How 'tough' are your cells?
One of the theories on why as a species we are experiencing such a burden of disease and ill health is that we have become far too used to 'the good life' that we are living here in the 21st Century. We don't go hungry, we don't have to be out in the cold or the rain. We don't need to chase our breakfast. The end result has been that our bodies no longer need to make us tougher than our environment.
However, this has come at a cost - not needing to be on the lookout for danger, famine or threats to our reproductive potential has meant that our cells aren't as 'fit' as they were designed to be.
The word 'hormesis' means the ability of your body and cells to adapt to a moderate amount of stress. Essentially - telling your body and cells to 'toughen up'!
So, what can we do about it?
- Exercise: Your body was designed to move, it wasn't designed to sit in that chair! Moving your body not only pumps oxygen through your muscles, it also signals the brain to work better.

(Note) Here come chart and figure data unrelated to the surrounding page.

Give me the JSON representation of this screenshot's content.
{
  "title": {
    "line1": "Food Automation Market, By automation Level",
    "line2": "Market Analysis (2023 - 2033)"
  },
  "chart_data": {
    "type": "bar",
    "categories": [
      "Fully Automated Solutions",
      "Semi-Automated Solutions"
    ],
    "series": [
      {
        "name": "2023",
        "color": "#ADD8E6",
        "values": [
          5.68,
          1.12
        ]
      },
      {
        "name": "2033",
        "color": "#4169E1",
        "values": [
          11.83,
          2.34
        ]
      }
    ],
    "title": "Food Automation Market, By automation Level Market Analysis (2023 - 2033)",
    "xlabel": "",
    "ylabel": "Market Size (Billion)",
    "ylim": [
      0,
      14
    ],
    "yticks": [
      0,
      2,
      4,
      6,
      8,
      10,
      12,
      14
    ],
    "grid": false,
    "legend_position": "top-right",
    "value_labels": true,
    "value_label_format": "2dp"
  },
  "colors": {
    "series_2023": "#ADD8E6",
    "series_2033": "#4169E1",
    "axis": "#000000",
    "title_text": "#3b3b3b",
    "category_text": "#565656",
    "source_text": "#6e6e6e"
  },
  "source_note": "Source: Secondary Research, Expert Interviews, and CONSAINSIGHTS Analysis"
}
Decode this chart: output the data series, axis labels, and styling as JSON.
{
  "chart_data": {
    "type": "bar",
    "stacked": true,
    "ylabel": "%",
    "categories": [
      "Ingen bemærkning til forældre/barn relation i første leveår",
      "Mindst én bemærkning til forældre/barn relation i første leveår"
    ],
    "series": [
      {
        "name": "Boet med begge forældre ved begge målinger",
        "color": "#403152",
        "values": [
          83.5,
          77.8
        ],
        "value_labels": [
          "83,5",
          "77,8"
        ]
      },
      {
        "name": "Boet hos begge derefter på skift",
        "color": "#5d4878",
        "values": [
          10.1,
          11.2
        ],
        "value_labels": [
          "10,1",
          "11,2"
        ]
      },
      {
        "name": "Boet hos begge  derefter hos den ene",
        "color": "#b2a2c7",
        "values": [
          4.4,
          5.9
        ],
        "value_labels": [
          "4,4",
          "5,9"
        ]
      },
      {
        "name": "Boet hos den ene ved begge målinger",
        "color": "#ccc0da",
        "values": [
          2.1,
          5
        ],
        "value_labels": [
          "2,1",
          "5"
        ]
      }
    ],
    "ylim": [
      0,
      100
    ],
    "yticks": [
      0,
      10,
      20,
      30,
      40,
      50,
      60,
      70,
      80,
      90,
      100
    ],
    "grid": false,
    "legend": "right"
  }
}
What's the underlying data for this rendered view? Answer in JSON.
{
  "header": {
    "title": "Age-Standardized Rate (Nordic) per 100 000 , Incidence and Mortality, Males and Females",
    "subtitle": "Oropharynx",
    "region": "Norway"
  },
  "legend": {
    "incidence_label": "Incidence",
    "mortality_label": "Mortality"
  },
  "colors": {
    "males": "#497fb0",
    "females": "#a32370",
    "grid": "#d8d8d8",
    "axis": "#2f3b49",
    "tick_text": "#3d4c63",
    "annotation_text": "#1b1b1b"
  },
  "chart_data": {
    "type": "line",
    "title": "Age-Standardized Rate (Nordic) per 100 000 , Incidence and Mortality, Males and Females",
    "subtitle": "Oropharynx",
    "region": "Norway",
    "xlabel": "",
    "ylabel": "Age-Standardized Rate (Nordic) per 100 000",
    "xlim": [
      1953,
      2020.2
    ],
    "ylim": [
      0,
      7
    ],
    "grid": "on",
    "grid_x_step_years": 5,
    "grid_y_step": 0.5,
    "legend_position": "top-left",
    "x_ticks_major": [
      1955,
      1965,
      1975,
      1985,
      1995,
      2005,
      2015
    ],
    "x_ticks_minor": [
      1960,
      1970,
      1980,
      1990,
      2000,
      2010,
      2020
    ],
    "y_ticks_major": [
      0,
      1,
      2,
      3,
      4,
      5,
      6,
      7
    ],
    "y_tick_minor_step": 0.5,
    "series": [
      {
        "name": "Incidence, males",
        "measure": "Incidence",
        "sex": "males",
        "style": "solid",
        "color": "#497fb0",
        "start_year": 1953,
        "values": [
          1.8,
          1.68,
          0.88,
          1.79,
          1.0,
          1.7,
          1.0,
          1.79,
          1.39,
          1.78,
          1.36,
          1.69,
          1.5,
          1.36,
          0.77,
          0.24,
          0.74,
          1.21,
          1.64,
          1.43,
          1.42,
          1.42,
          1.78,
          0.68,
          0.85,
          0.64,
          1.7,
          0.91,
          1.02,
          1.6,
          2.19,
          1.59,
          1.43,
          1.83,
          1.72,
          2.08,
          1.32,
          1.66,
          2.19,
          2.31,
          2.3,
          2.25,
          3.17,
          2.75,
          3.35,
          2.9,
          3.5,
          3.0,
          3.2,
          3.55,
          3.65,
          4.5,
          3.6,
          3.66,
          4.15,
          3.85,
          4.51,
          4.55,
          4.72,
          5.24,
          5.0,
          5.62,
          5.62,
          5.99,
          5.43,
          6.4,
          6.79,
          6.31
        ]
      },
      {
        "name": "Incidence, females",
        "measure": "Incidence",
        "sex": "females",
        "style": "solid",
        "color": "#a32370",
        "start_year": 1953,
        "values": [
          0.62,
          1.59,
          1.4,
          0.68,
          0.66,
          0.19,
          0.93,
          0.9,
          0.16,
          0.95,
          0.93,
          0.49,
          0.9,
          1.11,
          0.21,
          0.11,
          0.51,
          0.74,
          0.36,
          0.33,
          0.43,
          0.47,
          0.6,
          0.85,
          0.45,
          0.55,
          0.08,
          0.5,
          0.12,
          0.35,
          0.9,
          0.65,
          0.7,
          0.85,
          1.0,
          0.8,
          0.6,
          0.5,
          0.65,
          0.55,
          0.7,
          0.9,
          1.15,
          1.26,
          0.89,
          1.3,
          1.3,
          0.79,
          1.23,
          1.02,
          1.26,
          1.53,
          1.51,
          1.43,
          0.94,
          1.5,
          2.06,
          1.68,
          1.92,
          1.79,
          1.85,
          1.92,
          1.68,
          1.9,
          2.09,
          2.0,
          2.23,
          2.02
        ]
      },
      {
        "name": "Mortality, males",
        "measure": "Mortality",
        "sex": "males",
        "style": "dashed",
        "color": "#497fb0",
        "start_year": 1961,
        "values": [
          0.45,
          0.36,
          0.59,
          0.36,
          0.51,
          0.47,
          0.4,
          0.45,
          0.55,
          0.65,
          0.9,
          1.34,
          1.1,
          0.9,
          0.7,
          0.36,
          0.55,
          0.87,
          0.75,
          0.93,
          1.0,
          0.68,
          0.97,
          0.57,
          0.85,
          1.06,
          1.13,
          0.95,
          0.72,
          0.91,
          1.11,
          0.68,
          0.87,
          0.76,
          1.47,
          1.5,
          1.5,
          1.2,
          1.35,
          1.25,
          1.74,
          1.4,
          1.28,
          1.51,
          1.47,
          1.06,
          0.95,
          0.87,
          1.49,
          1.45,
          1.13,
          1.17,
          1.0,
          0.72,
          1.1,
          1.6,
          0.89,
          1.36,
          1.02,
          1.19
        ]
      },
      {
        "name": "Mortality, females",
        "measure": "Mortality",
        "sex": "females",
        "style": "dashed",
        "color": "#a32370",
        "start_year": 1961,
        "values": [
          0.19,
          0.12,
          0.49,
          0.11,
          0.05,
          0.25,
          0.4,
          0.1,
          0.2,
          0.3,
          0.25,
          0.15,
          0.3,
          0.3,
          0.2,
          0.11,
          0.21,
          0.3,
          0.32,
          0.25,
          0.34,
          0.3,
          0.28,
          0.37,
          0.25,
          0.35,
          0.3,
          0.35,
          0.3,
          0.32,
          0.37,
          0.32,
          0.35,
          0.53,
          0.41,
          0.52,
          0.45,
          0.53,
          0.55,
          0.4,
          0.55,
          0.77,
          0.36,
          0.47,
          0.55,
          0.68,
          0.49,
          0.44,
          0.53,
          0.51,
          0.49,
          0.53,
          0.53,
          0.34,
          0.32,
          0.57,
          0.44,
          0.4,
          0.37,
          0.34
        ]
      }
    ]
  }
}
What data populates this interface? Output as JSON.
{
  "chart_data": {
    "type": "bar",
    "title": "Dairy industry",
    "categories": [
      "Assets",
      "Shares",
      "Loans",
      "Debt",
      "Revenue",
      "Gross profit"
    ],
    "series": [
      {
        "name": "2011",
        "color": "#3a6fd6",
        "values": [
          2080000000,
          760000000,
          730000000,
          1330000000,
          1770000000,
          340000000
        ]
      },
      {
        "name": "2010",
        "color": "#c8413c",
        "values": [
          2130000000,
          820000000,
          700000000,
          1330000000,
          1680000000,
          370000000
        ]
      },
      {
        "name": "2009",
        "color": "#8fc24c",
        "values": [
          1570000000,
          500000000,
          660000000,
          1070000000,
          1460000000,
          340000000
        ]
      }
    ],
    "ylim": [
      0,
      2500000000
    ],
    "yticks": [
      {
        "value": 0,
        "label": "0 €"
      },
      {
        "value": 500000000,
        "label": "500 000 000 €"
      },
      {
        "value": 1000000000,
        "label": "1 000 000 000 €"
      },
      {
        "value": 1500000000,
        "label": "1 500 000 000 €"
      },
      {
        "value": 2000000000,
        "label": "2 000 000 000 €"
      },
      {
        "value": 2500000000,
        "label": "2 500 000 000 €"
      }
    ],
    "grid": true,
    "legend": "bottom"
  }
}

- Eating until you are 80% full. The Japanese call this 'hara hachi bu'. Reducing your overall calorie intake has been shown to trigger an improvement in cellular function - basically, not eating as much signals your body that 'gee whiz, there isn't quite as much food around, so we'd better get better at our job so that we can still do what we need to do'. Intermittent fasting (such as the 5:2 eating style) may also provide benefit in this way.
- Some phytochemicals (nutrients from plants, including some herbs) can provide a protective effect to cells.